Annapolis In Council August 6. 1803

Sir,

I have the honor to inclose to you open for your perusal a letter which this Executive have addressed to William Pinkney Esquire, on the subject of the Bank Stock extending the powers formerly committed to him but confined to the case of Russell’s Representatives to other claimants &c.

It will be necessary that this should receive your approbation, to give it a sanction under the Resolutions of the Assembly—if you approve thereof, you will be pleased to direct that our Letter should be forwarded to Mr. Pinkney, with such intimations from yourself as you shall deem necessary.

With assurances of high & respectful Consideration I have the honor to be Your obed Servant.

John F: Mercer

RC (DLC); in a clerk’s hand, signed by Mercer; endorsed by TJ as received 12 Aug. and so recorded in SJL. FC (MdAA: Letterbooks of Governor and Council); at foot of text: “The President of the United States.” Dft (MdAA: Executive Papers). Enclosure not found, but see below.

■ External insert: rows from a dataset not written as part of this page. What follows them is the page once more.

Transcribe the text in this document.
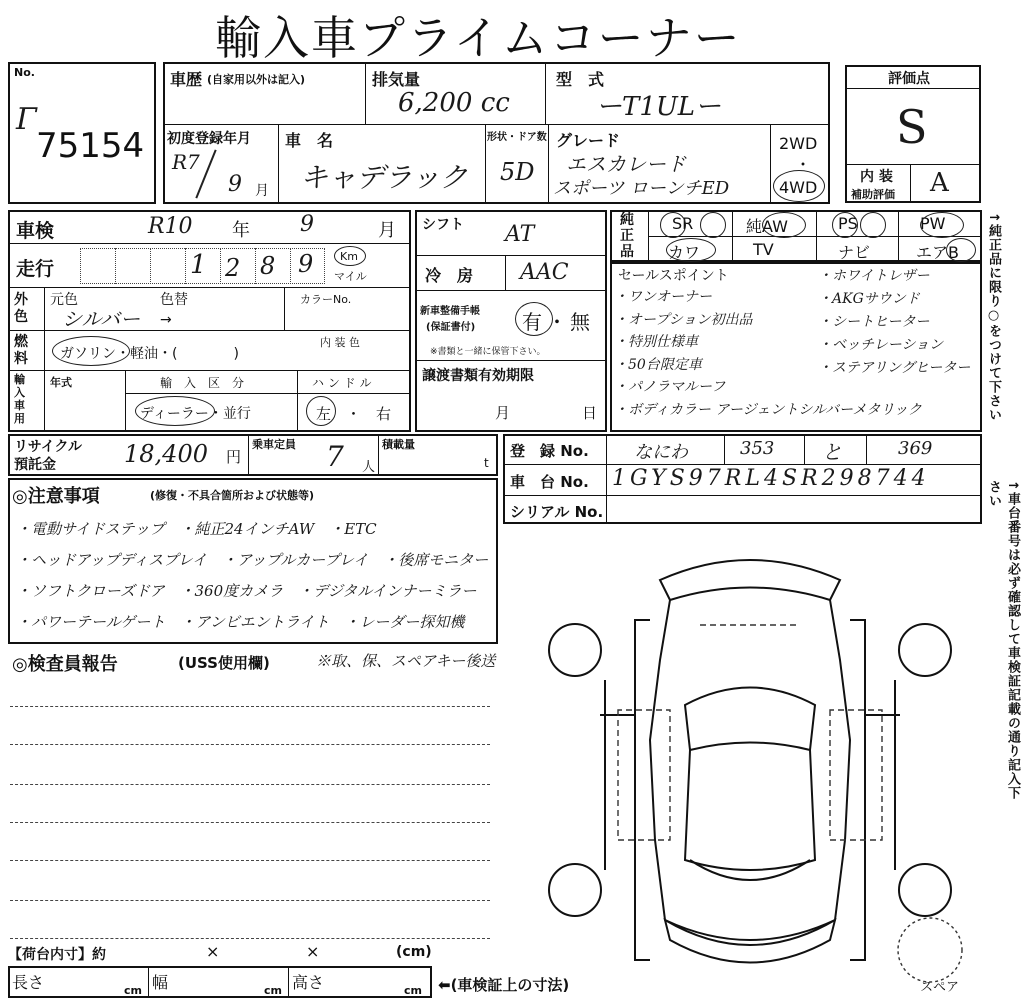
輸入車プライムコーナー
No.
Γ
75154
車歴 (自家用以外は記入)	排気量
6,200 cc
型　式
ーT1ULー
初度登録年月
R7
9 月
車　名
キャデラック
形状・ドア数
5D
グレード
エスカレード
スポーツ ローンチED
2WD
・
4WD
評価点
S
内 装
補助評価 A
車検	R10 年 9	月
走行	1 2 8 9 Km
マイル
外
色
元色	色替
シルバー →
カラーNo.
燃
料	ガソリン・軽油・(　　　　)
内 装 色
輸
入
車
用
年式	輸　入　区　分
ディーラー・並行
ハ ン ド ル
左　・　右
シフト AT
冷　房 AAC
新車整備手帳
(保証書付) 有 ・ 無
※書類と一緒に保管下さい。
譲渡書類有効期限
月	日
純
正
品
SR	純AW	PS	PW
カワ	TV	ナビ	エアB
セールスポイント
・ワンオーナー
・オープション初出品
・特別仕様車
・50台限定車
・パノラマルーフ
・ボディカラー アージェントシルバーメタリック
・ホワイトレザー
・AKGサウンド
・シートヒーター
・ベッチレーション
・ステアリングヒーター
リサイクル
預託金	18,400 円
乗車定員 7 人
積載量
t
登　録 No.	なにわ	353 と	369
車　台 No. 1GYS97RL4SR298744
シリアル No.
↑純正品に限り○をつけて下さい
↑車台番号は必ず確認して車検証記載の通り記入下さい
◎注意事項	(修復・不具合箇所および状態等)
・電動サイドステップ　・純正24インチAW　・ETC
・ヘッドアップディスプレイ　・アップルカープレイ　・後席モニター
・ソフトクローズドア　・360度カメラ　・デジタルインナーミラー
・パワーテールゲート　・アンビエントライト　・レーダー探知機
◎検査員報告	(USS使用欄)	※取、保、スペアキー後送
スペア
【荷台内寸】約	×	×	(cm)
長さ	cm 幅	cm 高さ	cm ⬅(車検証上の寸法)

subject of the bank stock: for Maryland’s efforts to gain control over its funds invested in Bank of England stock, see Vol. 23:589, 609n; Vol. 37:547-8; Vol. 40:377-9. William Pinkney was acting as the state’s agent in the negotiations, replacing Rufus King. In an attempt to expedite the ongoing settlement negotiations, on 5 Aug. the Maryland Council authorized Pinkney to relinquish up to £10,000 sterling from the bank stock to any person on condition that the remainder of the stock in trust be paid immediately to the state. The order, however, added a proviso that it must first be approved by the president of the United States. Writing Pinkney on 6 Aug., Mercer enclosed additional information on the bank case and urged him not to grant any part of the funds to individuals in England “except what is absolutely necessary to insure that Maryland may collect the rest” (Morris L. Radoff, Calendar of Maryland State Papers, No. 2, The Bank Stock Papers [Annapolis, 1947], 31-2; Jacob M. Price, “The Maryland Bank Stock Case: British-American Financial and Political Relations Before and After the American Revolution,” in Aubrey C. Land, Lois Green Carr, and Edward C. Papenfuse, eds., Law, Society, and Politics in Early Maryland [Baltimore, 1977], 27-8).

russell’s representatives: London merchant James Russell had been one of the trustees of the bank stock fund prior to the American Revolution. In 1781, after Russell and his fellow London trustees refused to pay bills drawn on the fund by Maryland, the state confiscated Russell’s extensive property holdings in Baltimore County. The two sides subsequently spent years wrangling in British courts over the return of the bank stock trust to Maryland and compensation for Russell and his heirs (Price, “Maryland Bank Stock Case,” 7-18).